Been getting out and exploring. This past weekend I spent time shopping downtown at a bead store I discovered by accident this past fall. They were having a Getting Ready for Spring Sale so naturally I had to pop in and see what I could find. Ended up walking out of there spending under $19 for all of this.



I had almost not gone to the store but I am definitely glad I did. Lucked out, maybe because I was wearing my "Lucky" necklace? Seriously, I have a necklace that says "Lucky". Might wear it more often since I have been finding ridiculous deals lately.  

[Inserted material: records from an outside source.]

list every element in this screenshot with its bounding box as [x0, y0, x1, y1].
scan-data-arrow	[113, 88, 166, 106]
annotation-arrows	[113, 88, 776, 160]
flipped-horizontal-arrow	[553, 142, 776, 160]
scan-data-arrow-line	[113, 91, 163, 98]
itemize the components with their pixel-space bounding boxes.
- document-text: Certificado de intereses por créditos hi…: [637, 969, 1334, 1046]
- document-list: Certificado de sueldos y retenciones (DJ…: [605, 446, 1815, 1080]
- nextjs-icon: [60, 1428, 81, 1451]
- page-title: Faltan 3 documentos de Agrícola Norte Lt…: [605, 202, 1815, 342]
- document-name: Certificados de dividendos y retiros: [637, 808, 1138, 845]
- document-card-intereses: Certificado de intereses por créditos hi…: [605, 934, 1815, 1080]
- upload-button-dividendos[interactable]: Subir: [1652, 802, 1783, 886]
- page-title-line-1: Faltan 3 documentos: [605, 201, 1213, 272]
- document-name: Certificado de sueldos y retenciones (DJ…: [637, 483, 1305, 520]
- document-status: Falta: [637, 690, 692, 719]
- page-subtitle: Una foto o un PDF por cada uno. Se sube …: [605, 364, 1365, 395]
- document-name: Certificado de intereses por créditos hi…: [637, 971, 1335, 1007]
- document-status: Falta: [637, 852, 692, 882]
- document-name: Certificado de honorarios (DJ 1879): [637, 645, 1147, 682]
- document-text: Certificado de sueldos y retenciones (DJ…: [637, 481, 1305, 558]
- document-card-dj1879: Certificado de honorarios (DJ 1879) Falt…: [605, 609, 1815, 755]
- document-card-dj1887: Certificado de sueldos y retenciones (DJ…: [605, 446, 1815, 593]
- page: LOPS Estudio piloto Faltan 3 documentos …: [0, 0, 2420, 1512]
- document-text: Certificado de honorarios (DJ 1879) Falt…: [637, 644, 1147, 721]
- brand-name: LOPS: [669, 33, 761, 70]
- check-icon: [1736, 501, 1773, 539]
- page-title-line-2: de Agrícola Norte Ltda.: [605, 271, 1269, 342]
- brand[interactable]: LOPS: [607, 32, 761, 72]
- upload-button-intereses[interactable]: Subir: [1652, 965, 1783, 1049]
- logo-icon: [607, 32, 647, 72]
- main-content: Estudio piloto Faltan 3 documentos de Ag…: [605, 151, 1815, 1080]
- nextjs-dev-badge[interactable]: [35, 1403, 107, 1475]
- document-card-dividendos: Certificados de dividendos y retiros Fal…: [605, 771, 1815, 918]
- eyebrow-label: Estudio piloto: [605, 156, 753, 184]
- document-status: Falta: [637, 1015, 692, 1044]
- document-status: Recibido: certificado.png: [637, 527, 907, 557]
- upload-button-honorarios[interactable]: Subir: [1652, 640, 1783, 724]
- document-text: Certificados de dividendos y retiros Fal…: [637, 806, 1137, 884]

The plastic containers were only $1 each and everything else was 50% off. Going to be creating some lovely wearable items. I have been interested in Crystals and Gemstones for a long while now. A friend actually lent me her Tiger's Eye bracelet after my falling out with Baker, in January. Tiger's Eye is supposed to help with repelling negativity and boosting self confidence. I have to say that is certainly helped me out. So much so that I am making my own bracelet out of Tiger's Eye to wear. 

When I was picking out the above stones I just let my intuition guide me. It was a good day for me and I found some amazing finds. As I create my pieces I will share them with you and explain the properties of each. I have been learning a lot about minerals, and gemstones. Such beauty to be found in the world. 

I also found a new little friend this weekend. 



I am seriously addicted to Claw Machines. I can't seem to pass one without popping in a Toonie and seeing what I can get. I love to challenge myself and attempt to get multiple little prizes with the claw if I don't get a big prize.  I have to say I am pretty successful at it when you see my collection of little stuffies. I have several larger stuffies as well. Some I actually won for myself. I saw this little guy there and knew he had to come home with me. I believed he would be mine and he was :) Now if I can do that with a man I will be set :P

I used to be scared of the Pac-Man ghosts but this little guy is too cute to be scared of. He now has a permanent home next to my pillow. He can protect me at night *lol*

Spent the rest of the weekend hanging out with the teen watching movies and relaxing. Even managed to get him out of the Madhouse for a few hours to go to the mall. All in all it was a fantastic weekend. I am truly blessed. 

Hope the weekend was good to you all. <3 

Hugs and Smoochies from the Madhouse.